In 1936-39, on the most cautious estimates, four to five million people were subjected to repression for political reasons. At least four to five hundred of them—above all the high officials—were summarily shot; the rest were given long terms of confinement. In 1937-38 there were days when up to a thousand people were shot in Moscow alone. These were not streams, these were rivers of blood of honest Soviet people. The simple truth must be stated: not one of tyrants and despots of the past persecuted and destroyed so many of his compatriots. 8
One can undoubtedly ask the question as to why no resistance occurred among the judges and other persons assigned to carrying out the directives of Joseph Stalin. Were they not cognizant of the consequences of their actions? Medvedev’s reasoning is accurate as we will be witnessing when examining Alexander Solzhenitsyn’s two novels,
Most of the judges and procurators must have known what they were doing when they sanctioned the arrest of innocent people and sentenced them to be shot or imprisoned. These officers of the law knew that they were creating lawlessness, but they chose to be its creators rather than its victims! What turned many NKVD officials into sadists? What forced them to break the laws of humanity? Many of them were once good Communists or Komsonol members who joined the NKVD on orders, not at all by inclination.

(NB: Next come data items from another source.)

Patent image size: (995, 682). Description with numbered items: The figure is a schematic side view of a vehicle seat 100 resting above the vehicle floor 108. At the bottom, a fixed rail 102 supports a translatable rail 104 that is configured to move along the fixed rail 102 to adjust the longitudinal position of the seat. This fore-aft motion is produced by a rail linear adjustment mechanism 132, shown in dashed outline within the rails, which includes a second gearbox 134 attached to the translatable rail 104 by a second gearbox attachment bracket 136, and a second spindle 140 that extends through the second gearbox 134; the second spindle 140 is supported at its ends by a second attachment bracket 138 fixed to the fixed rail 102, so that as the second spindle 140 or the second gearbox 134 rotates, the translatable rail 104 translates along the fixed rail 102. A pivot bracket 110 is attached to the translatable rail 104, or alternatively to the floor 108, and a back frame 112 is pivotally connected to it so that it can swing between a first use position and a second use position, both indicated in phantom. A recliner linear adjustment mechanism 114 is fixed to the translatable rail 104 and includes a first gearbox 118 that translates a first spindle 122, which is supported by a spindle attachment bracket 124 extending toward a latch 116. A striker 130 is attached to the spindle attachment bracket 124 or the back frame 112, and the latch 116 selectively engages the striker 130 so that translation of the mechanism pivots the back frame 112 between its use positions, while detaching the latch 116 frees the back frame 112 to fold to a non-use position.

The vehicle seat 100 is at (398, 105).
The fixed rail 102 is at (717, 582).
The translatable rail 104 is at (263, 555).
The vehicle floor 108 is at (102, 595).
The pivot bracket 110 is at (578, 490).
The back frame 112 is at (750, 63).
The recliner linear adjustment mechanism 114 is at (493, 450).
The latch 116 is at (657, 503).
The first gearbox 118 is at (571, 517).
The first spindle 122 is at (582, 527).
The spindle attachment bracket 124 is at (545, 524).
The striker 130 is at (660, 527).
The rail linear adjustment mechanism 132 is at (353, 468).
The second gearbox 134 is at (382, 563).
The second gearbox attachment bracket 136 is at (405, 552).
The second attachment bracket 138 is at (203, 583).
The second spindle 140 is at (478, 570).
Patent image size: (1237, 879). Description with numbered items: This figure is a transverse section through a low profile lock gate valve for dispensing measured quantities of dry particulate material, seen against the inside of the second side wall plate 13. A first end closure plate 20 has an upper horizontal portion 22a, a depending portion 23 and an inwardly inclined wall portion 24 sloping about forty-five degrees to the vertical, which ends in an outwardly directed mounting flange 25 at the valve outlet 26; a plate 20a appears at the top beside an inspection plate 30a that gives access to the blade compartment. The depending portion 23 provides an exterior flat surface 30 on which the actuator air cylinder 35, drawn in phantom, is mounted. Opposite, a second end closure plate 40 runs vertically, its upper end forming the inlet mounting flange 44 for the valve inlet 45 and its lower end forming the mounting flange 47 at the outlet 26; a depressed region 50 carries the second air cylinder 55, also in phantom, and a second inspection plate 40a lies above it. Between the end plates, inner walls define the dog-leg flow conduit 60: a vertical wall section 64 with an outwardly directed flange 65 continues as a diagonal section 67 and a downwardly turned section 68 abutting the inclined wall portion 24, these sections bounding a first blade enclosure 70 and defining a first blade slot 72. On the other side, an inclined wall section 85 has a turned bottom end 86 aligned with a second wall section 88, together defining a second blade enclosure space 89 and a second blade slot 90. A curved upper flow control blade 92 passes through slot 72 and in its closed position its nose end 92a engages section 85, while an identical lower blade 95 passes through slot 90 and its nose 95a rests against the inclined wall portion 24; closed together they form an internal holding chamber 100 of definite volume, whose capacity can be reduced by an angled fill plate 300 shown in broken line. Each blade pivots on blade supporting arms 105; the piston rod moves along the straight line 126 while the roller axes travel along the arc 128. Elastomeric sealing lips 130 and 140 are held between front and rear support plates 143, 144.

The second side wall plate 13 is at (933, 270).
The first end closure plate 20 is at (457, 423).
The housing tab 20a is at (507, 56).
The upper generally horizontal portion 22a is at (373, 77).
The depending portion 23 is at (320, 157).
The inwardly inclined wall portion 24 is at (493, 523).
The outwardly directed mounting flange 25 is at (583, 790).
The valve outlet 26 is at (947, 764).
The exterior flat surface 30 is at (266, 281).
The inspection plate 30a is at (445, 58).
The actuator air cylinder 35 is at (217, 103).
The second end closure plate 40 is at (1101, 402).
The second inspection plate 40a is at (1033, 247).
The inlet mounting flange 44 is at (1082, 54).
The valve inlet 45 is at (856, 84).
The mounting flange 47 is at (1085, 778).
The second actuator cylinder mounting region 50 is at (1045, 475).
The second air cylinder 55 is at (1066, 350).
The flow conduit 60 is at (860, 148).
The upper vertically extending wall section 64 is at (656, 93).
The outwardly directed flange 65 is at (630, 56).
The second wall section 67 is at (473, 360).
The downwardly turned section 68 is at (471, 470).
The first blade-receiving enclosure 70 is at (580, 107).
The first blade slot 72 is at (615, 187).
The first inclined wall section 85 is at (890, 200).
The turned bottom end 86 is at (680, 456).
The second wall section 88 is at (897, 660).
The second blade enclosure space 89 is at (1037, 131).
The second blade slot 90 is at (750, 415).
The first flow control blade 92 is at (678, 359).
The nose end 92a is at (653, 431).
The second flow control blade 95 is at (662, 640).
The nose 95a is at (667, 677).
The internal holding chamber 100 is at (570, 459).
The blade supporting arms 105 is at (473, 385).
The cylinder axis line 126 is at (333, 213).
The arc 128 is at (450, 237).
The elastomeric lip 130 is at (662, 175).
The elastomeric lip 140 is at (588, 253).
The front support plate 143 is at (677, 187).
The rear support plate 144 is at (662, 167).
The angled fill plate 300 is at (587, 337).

Many influences were at work on them. In the first place there was the fear of becoming prisoners themselves, which overrode all other feelings. Secondly, a terrible selection went on within the NKVD, sifting out some officials, leaving the worst. Many-and this must not be overlooked-were corrupted by the unlimited power of the prisoners that Stalin gave to the NKVD. NKVD personnel were specially trained to be capable of carrying out any order, even the most criminal. The special brigade of torturers, for example, usually included students from the NKVD schools, young people eighteen to twenty years old. They were taken to torture chambers as medical students are to dissection laboratories, and thus were turned to sadists. 9
In accordance with the dehumanizing world created here, Alexander Solzhenitsyn is quick to draw the essential distinction between the Tsarist Code and the Stalinist Code.

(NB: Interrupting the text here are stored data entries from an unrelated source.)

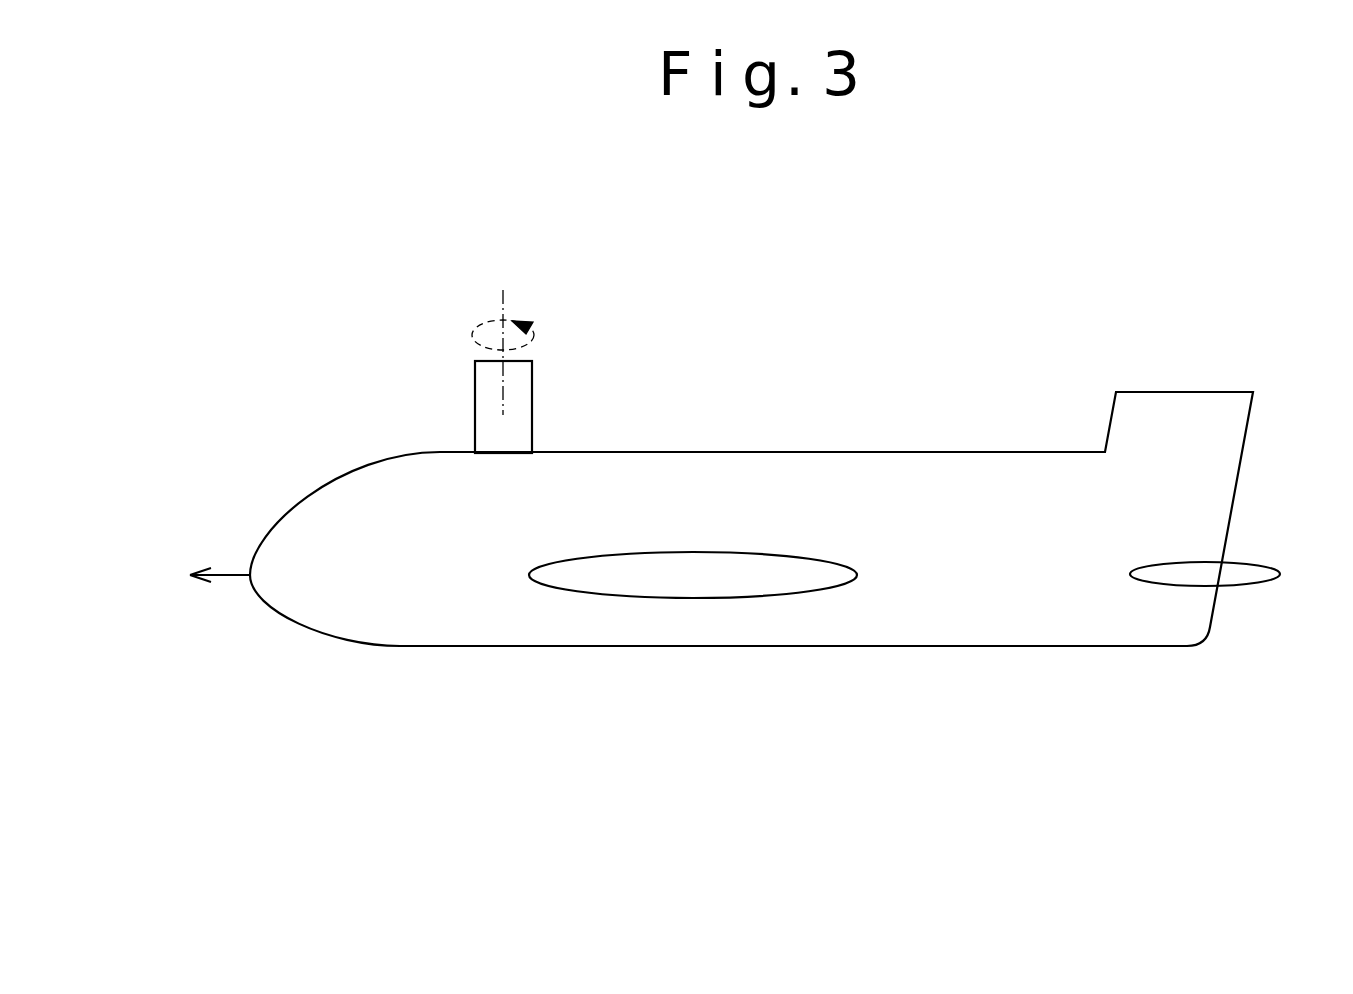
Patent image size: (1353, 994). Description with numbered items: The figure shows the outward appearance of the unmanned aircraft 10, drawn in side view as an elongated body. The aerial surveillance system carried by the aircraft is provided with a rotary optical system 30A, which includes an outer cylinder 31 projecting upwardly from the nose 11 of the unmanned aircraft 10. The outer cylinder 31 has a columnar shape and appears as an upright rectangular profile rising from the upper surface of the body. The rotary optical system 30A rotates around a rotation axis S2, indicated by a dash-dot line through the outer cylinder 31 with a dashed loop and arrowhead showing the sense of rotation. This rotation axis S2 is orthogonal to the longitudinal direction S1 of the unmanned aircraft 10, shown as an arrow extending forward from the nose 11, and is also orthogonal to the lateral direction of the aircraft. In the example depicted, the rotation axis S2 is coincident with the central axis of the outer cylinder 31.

The unmanned aircraft 10 is at (735, 408).
The nose 11 is at (437, 452).
The rotary optical system 30A is at (560, 362).
The outer cylinder 31 is at (532, 420).
The longitudinal direction S1 is at (220, 575).
The rotation axis S2 is at (507, 305).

And especially new and important was the fact that we did not draw the distinction between methods and means the old Tsarist Code had drawn. Such distinctions had no influence either on the classification of the charges or on the penalties imposed! For us, intent and action were identical! A resolution has been passed-we would try them for that. 10
SELF-IMMOLATION
In 1923, in Vyatka Prison, the (a) Socialist Revolutionary and his comrades barricaded themselves in a cell, poured gasoline over all the mattresses and incinerated themselves. 11 How many were there? Who were they? What were they protesting against? Such an act would have provoked uproar prior to the Revolution. Yet, this time around no one knew of the occurrence-not neither in Moscow— nor in history. And. As Solzhenitsyn observes, “and yet the human flesh cracked in the flames in exactly the same way.”
HUNGER STRIKES
One of the most renowned weapons utilized by the incarcerated Social Democrats and Social revolutionaries was the hunger strike. The new prison heads, operating in secrecy and silence, had acquired several powerful methods for combatting hunger strikes. Firstly, patience was adopted on behalf of the prison administration. Secondly, deception was practiced on a large scale thanks to the total secrecy of the operations. When every step is reported vis-à-vis the media, one is not going to do much deceiving. Thirdly, forced artificial feeding was adapted without question, from experience derived from none other than, experience with wild animals in captivity. By 1937, artificial feeding was evidently already in wide use. For example, in the group hunger strike of socialists that occurred in the Yaroslavl Central Prison, artificial feeding was administered to all those participating on the fifteenth day. 12
These three approaches to dealing with hunger strikes gave rise to a new view. That the hunger strike is to be viewed as a continuation of counterrevolutionary activity in prison, and accordingly, must be punished with a new prison term. Thus in mid-1937, a new directive was handed down which stipulated that “from now on the prison administration will not in any respect be responsible for those dying on hunger strikes!” A literal translation went as follows: if you seek to kill yourself, go right ahead. For it was the socialists, after all, whom Stalin viewed as the most dangerous enemies of his socialism. For the most part, the concessions obtained through the hunger strikes were infinitesimal when balanced against the extensive loss of life.